Nationally, a lingering wave of warm air over the East Coast propelled 2006 to the warmest year ever for the continental United States. The average temperature was more than 2 degrees above the 20th-century average.

Jeffrey Masters, meteorology director for Weather Underground, one of the Internet's first weather forecasting and analysis sites, says there are three factors that contributed to last year's record warmth: global warming, normal variability and the phenomenon known as El Nino - a patch of warmer-than-usual water in the central Pacific that affects weather patterns throughout North America and the world.

He notes that 1998 had a similar pattern of warming, and that year also was an El Nino year. But even for El Nino events, December was weird.

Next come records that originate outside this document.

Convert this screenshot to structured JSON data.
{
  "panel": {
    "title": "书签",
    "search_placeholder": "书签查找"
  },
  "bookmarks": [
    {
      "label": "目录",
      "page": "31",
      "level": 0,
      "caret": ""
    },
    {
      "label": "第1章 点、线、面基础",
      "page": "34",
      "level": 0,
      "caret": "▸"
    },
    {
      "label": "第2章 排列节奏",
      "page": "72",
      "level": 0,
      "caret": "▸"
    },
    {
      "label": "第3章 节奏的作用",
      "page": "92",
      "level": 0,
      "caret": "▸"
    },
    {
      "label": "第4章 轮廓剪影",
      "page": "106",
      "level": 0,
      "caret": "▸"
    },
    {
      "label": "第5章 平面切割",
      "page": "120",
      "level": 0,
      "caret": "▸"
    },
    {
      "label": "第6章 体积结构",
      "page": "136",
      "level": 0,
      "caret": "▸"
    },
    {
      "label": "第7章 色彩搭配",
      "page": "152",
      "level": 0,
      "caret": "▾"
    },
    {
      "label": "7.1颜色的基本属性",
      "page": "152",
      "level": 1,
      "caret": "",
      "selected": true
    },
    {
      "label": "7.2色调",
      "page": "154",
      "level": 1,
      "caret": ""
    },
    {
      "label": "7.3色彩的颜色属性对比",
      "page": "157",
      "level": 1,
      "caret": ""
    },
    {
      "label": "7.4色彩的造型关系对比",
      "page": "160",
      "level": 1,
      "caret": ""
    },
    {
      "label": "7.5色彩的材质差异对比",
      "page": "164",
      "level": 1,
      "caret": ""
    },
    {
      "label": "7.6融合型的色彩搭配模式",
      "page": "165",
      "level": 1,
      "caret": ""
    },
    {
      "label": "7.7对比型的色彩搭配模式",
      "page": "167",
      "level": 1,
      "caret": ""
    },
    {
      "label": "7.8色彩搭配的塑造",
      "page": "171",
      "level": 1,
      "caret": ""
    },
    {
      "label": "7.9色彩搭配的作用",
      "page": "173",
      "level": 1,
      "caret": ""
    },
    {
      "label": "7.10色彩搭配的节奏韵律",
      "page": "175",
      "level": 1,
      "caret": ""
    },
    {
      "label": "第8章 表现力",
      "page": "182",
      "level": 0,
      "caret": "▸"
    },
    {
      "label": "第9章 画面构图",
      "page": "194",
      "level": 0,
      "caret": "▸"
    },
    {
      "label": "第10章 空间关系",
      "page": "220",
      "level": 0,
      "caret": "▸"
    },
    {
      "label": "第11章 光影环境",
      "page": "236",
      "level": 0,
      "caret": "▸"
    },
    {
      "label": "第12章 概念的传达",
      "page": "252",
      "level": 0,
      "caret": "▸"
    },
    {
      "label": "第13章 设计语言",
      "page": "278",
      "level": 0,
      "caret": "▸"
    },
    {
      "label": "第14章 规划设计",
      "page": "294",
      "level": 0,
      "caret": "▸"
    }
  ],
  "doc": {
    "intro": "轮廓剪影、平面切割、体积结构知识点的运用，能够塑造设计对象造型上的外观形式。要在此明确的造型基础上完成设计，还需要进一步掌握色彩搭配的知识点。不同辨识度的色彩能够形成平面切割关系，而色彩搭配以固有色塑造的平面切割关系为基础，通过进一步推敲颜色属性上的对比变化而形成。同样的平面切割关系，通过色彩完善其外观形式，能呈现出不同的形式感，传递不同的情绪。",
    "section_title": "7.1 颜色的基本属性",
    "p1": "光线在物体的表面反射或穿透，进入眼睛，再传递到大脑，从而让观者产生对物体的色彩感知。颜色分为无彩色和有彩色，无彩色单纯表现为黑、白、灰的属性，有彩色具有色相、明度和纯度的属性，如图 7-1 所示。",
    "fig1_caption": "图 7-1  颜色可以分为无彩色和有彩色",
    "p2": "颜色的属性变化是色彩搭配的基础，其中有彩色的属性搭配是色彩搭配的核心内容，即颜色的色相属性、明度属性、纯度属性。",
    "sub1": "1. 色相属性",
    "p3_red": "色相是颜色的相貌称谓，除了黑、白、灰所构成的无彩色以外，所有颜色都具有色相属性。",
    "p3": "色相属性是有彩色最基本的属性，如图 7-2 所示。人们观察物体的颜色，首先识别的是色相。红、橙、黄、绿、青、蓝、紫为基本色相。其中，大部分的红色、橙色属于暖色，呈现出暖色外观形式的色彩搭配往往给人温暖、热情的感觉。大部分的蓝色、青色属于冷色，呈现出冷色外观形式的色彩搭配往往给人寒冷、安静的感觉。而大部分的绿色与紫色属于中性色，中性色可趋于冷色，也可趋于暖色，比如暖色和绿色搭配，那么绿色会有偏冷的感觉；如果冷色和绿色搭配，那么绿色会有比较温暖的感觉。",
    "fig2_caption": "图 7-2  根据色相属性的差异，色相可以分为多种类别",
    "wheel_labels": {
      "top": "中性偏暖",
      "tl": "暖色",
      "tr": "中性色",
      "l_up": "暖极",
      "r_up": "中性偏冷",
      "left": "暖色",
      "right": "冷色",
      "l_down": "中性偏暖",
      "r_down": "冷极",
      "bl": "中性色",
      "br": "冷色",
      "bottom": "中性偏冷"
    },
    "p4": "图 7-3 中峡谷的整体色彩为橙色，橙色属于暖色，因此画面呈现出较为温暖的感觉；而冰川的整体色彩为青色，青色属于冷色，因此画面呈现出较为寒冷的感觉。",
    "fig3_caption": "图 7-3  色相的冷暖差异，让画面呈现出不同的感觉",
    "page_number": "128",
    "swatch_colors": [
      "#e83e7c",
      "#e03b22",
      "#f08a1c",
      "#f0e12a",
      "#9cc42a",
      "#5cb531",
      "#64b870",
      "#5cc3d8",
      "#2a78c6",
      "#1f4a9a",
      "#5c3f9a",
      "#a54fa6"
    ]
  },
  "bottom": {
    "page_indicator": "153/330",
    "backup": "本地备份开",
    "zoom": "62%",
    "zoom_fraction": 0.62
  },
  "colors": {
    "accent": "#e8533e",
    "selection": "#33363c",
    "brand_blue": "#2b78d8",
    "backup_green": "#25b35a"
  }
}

From Dec. 7 to Jan. 7, the average temperature across the continental United States was 14 degrees above normal. Masters says the only comparable record he can think of is January 2006, when the month was 10 degrees above normal.

He believes that two exceptional years in a row is evidence of global warming, which most scientists believe is a product of the burning of fossil fuels adding greenhouse gases to the atmosphere.

"One winter, I could (explain it as) natural variability," Masters says. "Two in a row, you've got to put climate change into the picture."

Kelly Redmond, regional climatologist with the Desert Research Institute's Western Regional Climate Center in Reno, says he sees the same evidence. Global warming is a factor, but he scratches his head when it comes to El Nino, which appears to be declining in strength.

"We haven't seen a lot of climate things over the winter that we can strongly subscribe to being from El Nino," Redmond says. "It has kind of been a mystery why it has worked out this way."

Usually, El Nino means that there will be more precipitation in the Southwest, less in the Northwest, but so far this winter it has been the opposite, he says.

"Nobody that I've talked to has given us any good reason why it has been different," he says.

Redmond and other meteorologists say that phenomenon such as El Nino and its sister event, the ocean cooling called La Nina, still have to be studied in detail, and that even small variations in the size and distribution of the ocean temperature anomalies can mean a big difference in North American weather.

He says the prediction from the National Atmospheric and Oceanic Administration of above-average temperatures next summer for Las Vegas is based on long-term trends.

"What's basically behind those maps - the reason they are warm is because it was warm last year," Redmond says. "There has been a trend. The smart money is on betting that the trends will continue."

Summer is still a long way away and those predictions could change, he cautions. El Nino, although weakening, is still likely to play a role in determining the weather over the next three months. Beyond that, it gets harder to predict.

Redmond says it is important for people to understand that the long-term trends will mean higher temperatures for the Southwest - indeed, for the planet - but that doesn't mean that we won't have cold spells like this week's in Las Vegas.

"As the climate warms up, we don't expect to stop seeing events like this one," he says. "The fact that it is generally warming up doesn't preclude cold episodes."